Juni and Carmen Cortez are back in a dizzying, red-and-blue 3-D adventure sure to thrill kids of all ages—and fry the eyes of everyone else. Spy Kids 3-D puts a lot of emphasis on the 3-D part of its title. Character development, story line, dialogue and acting skills are all tossed out the window in favor of bigger-than-life robots reaching right out of the screen and grabbing moviegoers by their shirt collars.
Juni has left the OSS, disgruntled by the agency’s lack of integrity and disregard for its agents’ personal wellbeing. But his sister, Carmen, is still doing missions, so sooner or later she’s going to need his help. And sooner it is. It turns out she’s trapped inside a virtual reality video game (called Game Over) and he’s the only one who can save her. Inside the game, he must battle the bots, win the “mega-race” and make it to Level 5 before he runs out of time (or lives). To do it he enlists the aid of his wheelchair-bound grandfather, who assumes the identity of a young warrior inside the game, leaping and running with vim and abandon. Will Juni and Grandfather find Carmen in time? Will they disable the evil Toymaker? Will they win the mega-race? Or will it be “game over” in 3-D land?
The Cortez clan is famous for looking after each other, and in this adventure, that doesn’t change. Once Juni learns of his sister’s plight, he never once hesitates in his quest to save her. And when Mom and Dad find out their help is needed as well, they rocket to the rescue, too (literally). Juni has a wonderful relationship with his grandfather, and he cashes in on that bond by calling on him to help when the going gets tough. He promises his grandfather that he’ll look at him as a superhero in the real world even though he can’t run and jump the way he can in the game.
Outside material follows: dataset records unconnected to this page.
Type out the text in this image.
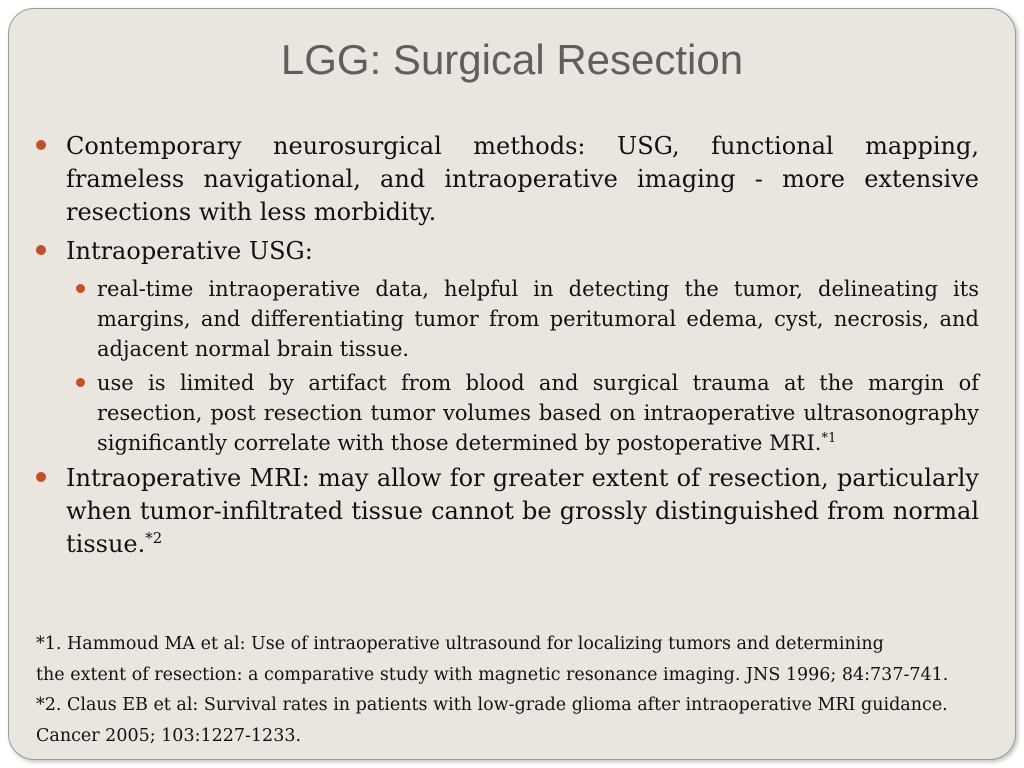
LGG: Surgical Resection
Contemporary neurosurgical methods: USG, functional mapping, frameless navigational, and intraoperative imaging - more extensive resections with less morbidity.
Intraoperative USG:
real-time intraoperative data, helpful in detecting the tumor, delineating its margins, and differentiating tumor from peritumoral edema, cyst, necrosis, and adjacent normal brain tissue.
use is limited by artifact from blood and surgical trauma at the margin of resection, post resection tumor volumes based on intraoperative ultrasonography significantly correlate with those determined by postoperative MRI.$^{*1}$
Intraoperative MRI: may allow for greater extent of resection, particularly when tumor-infiltrated tissue cannot be grossly distinguished from normal tissue.$^{*2}$
*1. Hammoud MA et al: Use of intraoperative ultrasound for localizing tumors and determining
the extent of resection: a comparative study with magnetic resonance imaging. JNS 1996; 84:737-741.
*2. Claus EB et al: Survival rates in patients with low-grade glioma after intraoperative MRI guidance.
Cancer 2005; 103:1227-1233.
After leaving the OSS, Juni devotes his time to helping people—“saving cats in trees, finding lost toys,” etc. Inside the game, Juni is tempted to break the rules by using contraband maps and cheat codes. When he succumbs to temptation, however, the results are disastrous.
In a chivalrous gesture of good-will—mixed with a little bit of infatuation—Juni gives his life-pack to a girl in the game. [Spoiler Warning] Instead of seeking to destroy the Toymaker for leaving him a cripple 30 years prior, Grandfather seeks him out to tell him he holds no grudges and that he forgives him for his misdeeds. Upon hearing these kind words, the Toymaker nearly bursts into tears, dismantles his plans for world domination and immediately repents of his evil ways. (Corny and simplistic, but certainly a better ending than, say, Grandfather blasting the Toymaker to bits with his rocket-propelled wheelchair.)
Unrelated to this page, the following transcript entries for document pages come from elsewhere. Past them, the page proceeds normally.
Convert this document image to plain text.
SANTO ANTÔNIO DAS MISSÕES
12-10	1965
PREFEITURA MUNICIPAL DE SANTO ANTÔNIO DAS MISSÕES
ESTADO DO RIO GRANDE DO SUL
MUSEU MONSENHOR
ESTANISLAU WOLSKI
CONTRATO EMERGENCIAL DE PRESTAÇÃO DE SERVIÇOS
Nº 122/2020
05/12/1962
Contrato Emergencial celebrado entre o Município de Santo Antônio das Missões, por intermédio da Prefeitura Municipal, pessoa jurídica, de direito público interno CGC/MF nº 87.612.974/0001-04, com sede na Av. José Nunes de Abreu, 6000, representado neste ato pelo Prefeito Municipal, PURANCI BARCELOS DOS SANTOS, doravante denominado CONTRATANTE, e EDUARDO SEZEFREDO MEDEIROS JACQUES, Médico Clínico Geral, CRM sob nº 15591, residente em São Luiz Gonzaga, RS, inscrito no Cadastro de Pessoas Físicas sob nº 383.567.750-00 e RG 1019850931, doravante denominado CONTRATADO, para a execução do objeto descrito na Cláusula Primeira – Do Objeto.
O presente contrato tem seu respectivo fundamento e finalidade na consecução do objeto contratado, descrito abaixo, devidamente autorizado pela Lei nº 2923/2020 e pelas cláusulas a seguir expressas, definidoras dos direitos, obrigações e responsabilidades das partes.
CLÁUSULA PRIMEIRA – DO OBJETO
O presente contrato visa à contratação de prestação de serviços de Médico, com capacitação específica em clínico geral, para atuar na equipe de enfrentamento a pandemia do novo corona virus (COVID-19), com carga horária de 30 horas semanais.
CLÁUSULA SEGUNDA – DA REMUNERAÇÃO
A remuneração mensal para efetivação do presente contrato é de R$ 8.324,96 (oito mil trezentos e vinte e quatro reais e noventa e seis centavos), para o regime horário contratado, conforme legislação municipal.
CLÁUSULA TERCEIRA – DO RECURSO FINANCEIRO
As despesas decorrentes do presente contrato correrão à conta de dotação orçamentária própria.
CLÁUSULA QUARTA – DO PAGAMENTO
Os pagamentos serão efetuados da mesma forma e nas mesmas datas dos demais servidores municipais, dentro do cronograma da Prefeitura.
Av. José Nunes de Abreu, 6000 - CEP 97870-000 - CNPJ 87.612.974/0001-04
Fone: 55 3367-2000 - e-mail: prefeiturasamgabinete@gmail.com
Borrowing spiritually tinged word pictures from The Matrix, Spy Kids 3-D spends a fair amount of time dealing with whether Juni is “The Guy.” Inside the game, a group of beta-testers rally around Juni believing he is the The Guy who can lead them to a glorious victory. It’s also made known that there is a Deceiver inside the game who poses as The Guy, hoping to lead gamers down a “path that no one can survive.”
None.
Animated elements mix with live action as hulking robots do battle World Wrestling style, cars crash into each other (the mega-race pays homage to Star Wars’ famous Phantom Menace race scenes) and players fight one another with morphing “battle sticks.” Juni falls from great heights, gets bounced to the moon and back, gets shocked with “lightning bolts,” and is knocked from his race car whereupon he floats along the digital pavement before being picked up by another racer. Various game monsters (including a huge “lava monster” who hurls molten rocks) attack players and are fended off with brute force. A skyscraper-tall robot picks up Carmen and prepares to eat her whole. The Toymaker slaps one of his digital alter egos across the face.
None.
None.
An OSS agent calls Grandfather a “crazy old man.”
More than once I’ve had to accuse filmmakers of proffering plots more reminiscent of video games than movies. But never have I reviewed a film that actually was a video game. And a pretty tame game at that. No bloody, point-and-shoot carnage here. Kudos to Spy Kids director Robert Rodriguez for making a movie with zero profanity, zero sexual content and zero drug/alcohol content. That takes Spy Kids 3 to a dimension most G-rated movies don’t aspire to. And there’s even a good moral to walk away with when the game’s over: play by the rules and forgive your enemies. Not bad for a virtually plotless exercise in 3-D diversion.